By Eric Smith

An increased emphasis on international markets, especially Mexico and China, helped Manhattan Beach, CA-based footwear brand Skechers USA Inc. post record revenue in the third quarter, though a heightened global focus also took a toll on earnings.

The company’s international sales increased 21.9 percent, or 25.7 percent on a constant currency basis, accounting for 58.8 percent of sales—the highest in the company’s 20 years of operation.

Skechers said its branding is gaining traction in key markets like China, where Skechers Q3 sales grew 21 percent on a constant currency basis, and Mexico, which transitioned to a joint venture earlier this year.

However, earnings per share of 67 cents, though from the year-ago quarter, fell short of estimates by 2 cents, due in part to higher spending to grow global markets.

Skechers’ general and administrative (G&A) expenses increased by $59.7 million, reflecting additional spending of $24.4 million to support the growth of its international business especially in China and Mexico, and $18.5 million associated with 37 additional company-owned stores, including 14 that opened last quarter.

Overseas investments in the third quarter include the opening of Skechers’ first distribution center in China—expenses that will continue into Q4—and more than $180 million to purchase the minority interest of Skechers’ former joint venture in India and to form a new joint venture in Mexico.

Still, the tradeoff was worth it, according to Skechers executives, who touted the growth of mind and market share globally—something they believe will continue to gain momentum.

“We believe that international will continue to power our growth especially as we move into leading positions in many markets, open more retail stores and further expand our international footprint,” COO David Weinberg said on Tuesday afternoon’s earnings call with analysts. “In the quarter, we grew in all regions, achieving the strongest increases in Germany, the United Kingdom and Spain, India, the UAE and Turkey as well as China, Russia and Japan.”

For the remainder of 2019, the company expects CapEx to be approximately $85 million to $90 million, including the China DC, enhancements to Skechers’ existing distribution center in Europe, the expansion of the company’s corporate headquarters in California and an additional 15 to 20 company-owned direct-to-consumer stores and eight to 10 store remodels, expansions or relocations, CFO John Vandemore said on the call.

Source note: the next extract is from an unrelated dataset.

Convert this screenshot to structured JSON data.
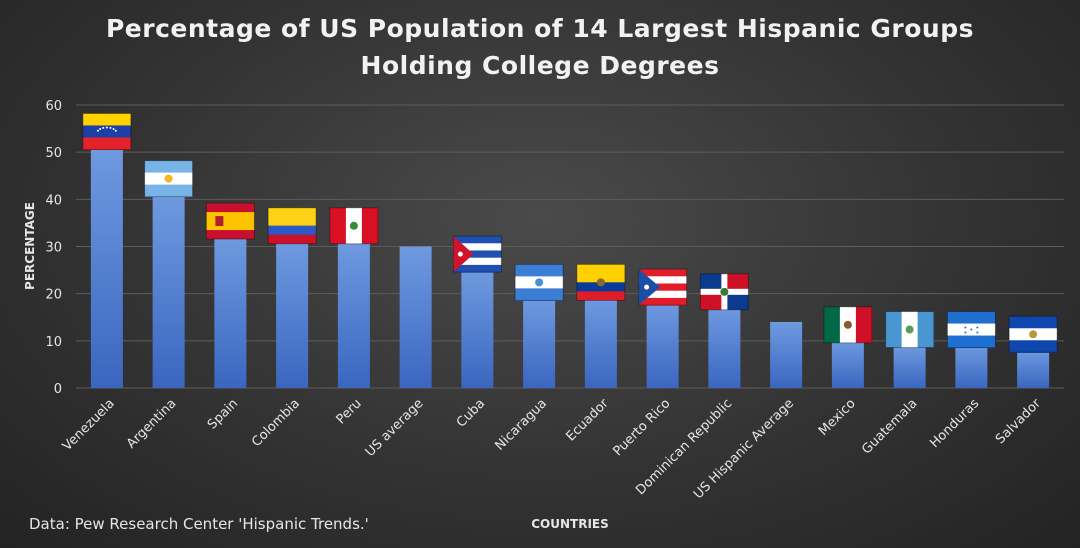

Overall, Skechers’ quarterly sales were $1.354 billion, an increase of 15.1 percent, or 17.2 percent on a constant currency basis. That beat Wall Street’s projections by $10 million.

Click here to read more about Skechers’ Q3 performance.

Another strength in Skechers’ third-quarter came through the company’s growing direct segment. The company posted a 22.3 percent increase in its direct-to-consumer business, with a 9.9 percent increase in comparable-store sales, followed by a 21.7 percent increase in wholesale.

“Skechers’ direct-to-consumer business continues to grow, acting as a showcase where consumers can experience our brand and shop our complete product collection,” Weinberg said.

Skechers expects Q4 sales to be in the range of $1.225 billion to $1.25 billion, and net earnings per diluted share in the range of 35 cents to 40 cents. Skechers believes all three of its segments will continue to grow in the fourth quarter at rates similar to the third quarter with international again leading the way.

“We believe international remains the primary growth driver for our business,” Weinberg said. “Nearly every international distribution center that we operate had double-digit increases in pairs shipped in the quarter, which we believe will continue into the fourth quarter.”

Analyst reaction to the company’s quarter was mostly positive, with research notes focused primarily on the aforementioned highlights, including the upbeat international growth.

“Heavy investment required to convert international businesses to JVs and subsidiaries is in the rearview, and SKX should continue to develop operating efficiencies and eventually generate operating leverage within the newly converted overseas businesses,” wrote Sam Poser of Susquehanna Financial Group LLLP.

Skechers, which expanded its EBIT margin for the fourth quarter in a row despite higher-than-expected G&A costs, is set up nicely for additional growth during the rest of 2019, wrote John Kernan of Cowen Inc.

“We are forecasting Q419 topline growth of +16 percent, including +8 percent growth at Domestic Wholesale, +20 percent for International Wholesale and +16 percent for Retail to achieve the high-end of management’s Q4 topline guidance of $1.225B-$1.25B,” he wrote.

All in all, the company is bullish on its prospects moving forward thanks to growth across regions and channels.

“The third quarter presented a new quarterly sales record driven by growth in our domestic and international wholesale and direct-to-consumer businesses,” Weinberg said. “We believe this is a significant achievement given the brick-and-mortar retail environment as well as economic and political tensions around the globe. Even with these challenges, we believe the momentum we experienced in the third quarter will continue and our brand will flourish, both domestically and internationally. Along with further developing our infrastructure and logistics capabilities at home and abroad and growing our store base with another 145 to 165 Skechers stores planned around the world before the end of the year, we are designing more resident product and propelling it with marketing to drive sales.”

The market, however, didn’t react quite as positively Wednesday, with shares of Skechers down $1.28, or 3.4 percent, to $36.72.